Der Joner Oliver Heer will schaffen, was noch kein Deutschschweizer vor ihm schaffte: an der Vendée Globe ins Ziel kommen. Dabei hat der 34-Jährigen vor Gutes für den Planeten zu tun.

Fabio
Wyss
27.05.22 - 17:48 Uhr
Ereignisse
Joner will allein um die Welt segeln: Oliver Heer plant die Teilnahme an der härtesten Segelregatta der Welt – der Vendée Globe.
Joner will allein um die Welt segeln: Oliver Heer plant die Teilnahme an der härtesten Segelregatta der Welt – der Vendée Globe.
Pressebild

Als vierjähriger Bub drehte Oliver Heer in der Kempratner Bucht seine ersten Runden im Segelboot.

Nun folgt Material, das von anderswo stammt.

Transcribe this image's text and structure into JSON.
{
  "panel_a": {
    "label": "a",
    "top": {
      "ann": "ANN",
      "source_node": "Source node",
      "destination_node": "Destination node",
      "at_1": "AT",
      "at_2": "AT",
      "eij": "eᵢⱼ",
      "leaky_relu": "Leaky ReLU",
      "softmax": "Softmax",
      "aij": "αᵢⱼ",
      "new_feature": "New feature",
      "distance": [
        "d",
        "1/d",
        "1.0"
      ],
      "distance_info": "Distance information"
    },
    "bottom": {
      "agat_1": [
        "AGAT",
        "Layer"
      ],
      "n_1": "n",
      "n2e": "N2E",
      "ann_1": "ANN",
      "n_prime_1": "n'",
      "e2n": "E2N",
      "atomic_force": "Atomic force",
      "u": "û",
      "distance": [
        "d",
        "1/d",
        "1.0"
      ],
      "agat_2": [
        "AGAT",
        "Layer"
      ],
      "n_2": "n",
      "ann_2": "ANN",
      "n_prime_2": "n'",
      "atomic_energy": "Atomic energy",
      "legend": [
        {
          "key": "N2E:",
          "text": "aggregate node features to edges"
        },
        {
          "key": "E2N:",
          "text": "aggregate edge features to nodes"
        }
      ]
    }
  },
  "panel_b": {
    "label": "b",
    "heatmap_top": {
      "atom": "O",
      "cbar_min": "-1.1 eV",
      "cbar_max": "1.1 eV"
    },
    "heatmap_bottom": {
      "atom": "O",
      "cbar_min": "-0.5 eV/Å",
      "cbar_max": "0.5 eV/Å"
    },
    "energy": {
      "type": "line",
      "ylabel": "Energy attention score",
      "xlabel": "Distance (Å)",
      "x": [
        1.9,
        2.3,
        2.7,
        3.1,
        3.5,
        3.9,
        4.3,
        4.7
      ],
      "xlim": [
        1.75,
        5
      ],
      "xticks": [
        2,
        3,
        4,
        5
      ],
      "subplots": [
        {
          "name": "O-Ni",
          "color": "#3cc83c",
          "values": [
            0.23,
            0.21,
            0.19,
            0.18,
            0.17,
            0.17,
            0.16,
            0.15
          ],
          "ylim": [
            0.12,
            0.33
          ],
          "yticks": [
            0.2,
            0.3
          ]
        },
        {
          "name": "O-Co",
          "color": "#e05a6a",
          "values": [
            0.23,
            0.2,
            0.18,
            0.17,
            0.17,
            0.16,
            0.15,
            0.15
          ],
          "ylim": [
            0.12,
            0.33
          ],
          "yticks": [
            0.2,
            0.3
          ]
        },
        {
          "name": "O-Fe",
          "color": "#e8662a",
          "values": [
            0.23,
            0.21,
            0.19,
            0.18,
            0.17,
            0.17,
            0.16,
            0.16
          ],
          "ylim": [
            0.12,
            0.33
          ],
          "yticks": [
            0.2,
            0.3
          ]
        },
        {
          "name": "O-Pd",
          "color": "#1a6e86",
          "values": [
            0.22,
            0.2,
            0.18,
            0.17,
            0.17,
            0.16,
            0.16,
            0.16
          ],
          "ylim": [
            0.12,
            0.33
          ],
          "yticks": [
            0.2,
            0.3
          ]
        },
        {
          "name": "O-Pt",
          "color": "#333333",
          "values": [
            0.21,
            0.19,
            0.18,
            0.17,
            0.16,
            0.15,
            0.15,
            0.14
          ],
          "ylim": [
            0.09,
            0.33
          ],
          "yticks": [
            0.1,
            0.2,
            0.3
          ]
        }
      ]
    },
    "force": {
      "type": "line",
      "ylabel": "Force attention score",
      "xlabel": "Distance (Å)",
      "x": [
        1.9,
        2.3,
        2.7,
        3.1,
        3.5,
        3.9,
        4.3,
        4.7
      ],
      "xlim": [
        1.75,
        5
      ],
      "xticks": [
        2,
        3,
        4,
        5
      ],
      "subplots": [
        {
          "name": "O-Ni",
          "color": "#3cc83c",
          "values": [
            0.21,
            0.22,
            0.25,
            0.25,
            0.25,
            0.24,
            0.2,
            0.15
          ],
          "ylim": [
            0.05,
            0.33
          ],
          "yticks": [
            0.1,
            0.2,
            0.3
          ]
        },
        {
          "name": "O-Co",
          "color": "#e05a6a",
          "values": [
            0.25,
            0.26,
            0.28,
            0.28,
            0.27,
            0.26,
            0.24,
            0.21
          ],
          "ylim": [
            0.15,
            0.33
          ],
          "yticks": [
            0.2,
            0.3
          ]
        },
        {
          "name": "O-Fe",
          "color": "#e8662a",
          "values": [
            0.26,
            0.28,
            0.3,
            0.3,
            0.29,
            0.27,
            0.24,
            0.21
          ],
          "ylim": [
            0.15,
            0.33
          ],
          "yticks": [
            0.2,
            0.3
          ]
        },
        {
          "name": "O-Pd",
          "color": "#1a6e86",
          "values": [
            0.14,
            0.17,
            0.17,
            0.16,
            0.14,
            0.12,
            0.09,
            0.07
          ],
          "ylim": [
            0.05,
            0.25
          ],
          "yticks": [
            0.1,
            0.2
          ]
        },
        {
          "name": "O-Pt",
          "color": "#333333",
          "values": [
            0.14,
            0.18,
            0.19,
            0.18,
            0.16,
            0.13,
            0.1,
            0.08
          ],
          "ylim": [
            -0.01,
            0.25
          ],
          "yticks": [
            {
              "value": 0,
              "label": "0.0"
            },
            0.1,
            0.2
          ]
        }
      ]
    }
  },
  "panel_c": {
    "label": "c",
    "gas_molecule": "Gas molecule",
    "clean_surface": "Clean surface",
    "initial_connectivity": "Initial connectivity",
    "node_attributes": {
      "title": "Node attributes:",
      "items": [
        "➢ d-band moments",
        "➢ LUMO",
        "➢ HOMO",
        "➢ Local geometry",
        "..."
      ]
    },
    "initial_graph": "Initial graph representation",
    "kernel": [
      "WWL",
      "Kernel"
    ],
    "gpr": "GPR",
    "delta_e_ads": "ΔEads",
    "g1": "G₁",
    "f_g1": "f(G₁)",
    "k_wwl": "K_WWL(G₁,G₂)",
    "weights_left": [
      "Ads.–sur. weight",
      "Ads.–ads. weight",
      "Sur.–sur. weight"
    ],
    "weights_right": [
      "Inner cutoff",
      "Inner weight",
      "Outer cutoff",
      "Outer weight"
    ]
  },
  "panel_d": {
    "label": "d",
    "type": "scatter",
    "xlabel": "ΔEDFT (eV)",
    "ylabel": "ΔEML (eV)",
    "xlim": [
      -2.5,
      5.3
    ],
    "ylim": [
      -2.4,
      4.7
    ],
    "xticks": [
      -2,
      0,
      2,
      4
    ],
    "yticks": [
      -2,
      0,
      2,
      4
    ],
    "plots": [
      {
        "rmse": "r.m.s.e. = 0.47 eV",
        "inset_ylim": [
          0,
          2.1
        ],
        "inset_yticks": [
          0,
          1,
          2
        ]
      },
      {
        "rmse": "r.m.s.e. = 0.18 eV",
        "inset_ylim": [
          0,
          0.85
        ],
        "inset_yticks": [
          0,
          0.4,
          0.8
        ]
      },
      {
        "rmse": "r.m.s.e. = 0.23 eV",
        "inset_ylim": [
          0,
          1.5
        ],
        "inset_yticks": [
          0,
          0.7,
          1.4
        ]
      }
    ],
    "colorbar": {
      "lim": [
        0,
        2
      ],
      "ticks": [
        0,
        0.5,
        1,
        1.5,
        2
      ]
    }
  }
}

Das war Anfang der Neunziger. Der Blondschopf ist seither um die Welt gekommen. Die nun stattfindenden Schweizermeisterschaften auf dem Zürichsee sind für den Profisegler eine Art Rückkehr. Der 34-Jährige regattiert mit einem Investor. Aber ohne Ambitionen. Nur aus Plausch. Heer hat Grösseres vor. Das Grösste, das es gibt in diesem Sport: die Vendée Globe. Einmal um den Globus – und das ganz allein. Der Joner will 2024 als erster Deutschschweizer die härteste Regatta der Welt bestreiten.

Oliver Heer, wie wichtig ist Ihnen genügend Schlaf?

Oliver Heer: Sehr wichtig. Aber genügend ist sehr relativ (schmunzelt).

An der Vendée Globe entscheiden für gut drei Monate Wind und Wetter über Ihren Schlafrhythmus.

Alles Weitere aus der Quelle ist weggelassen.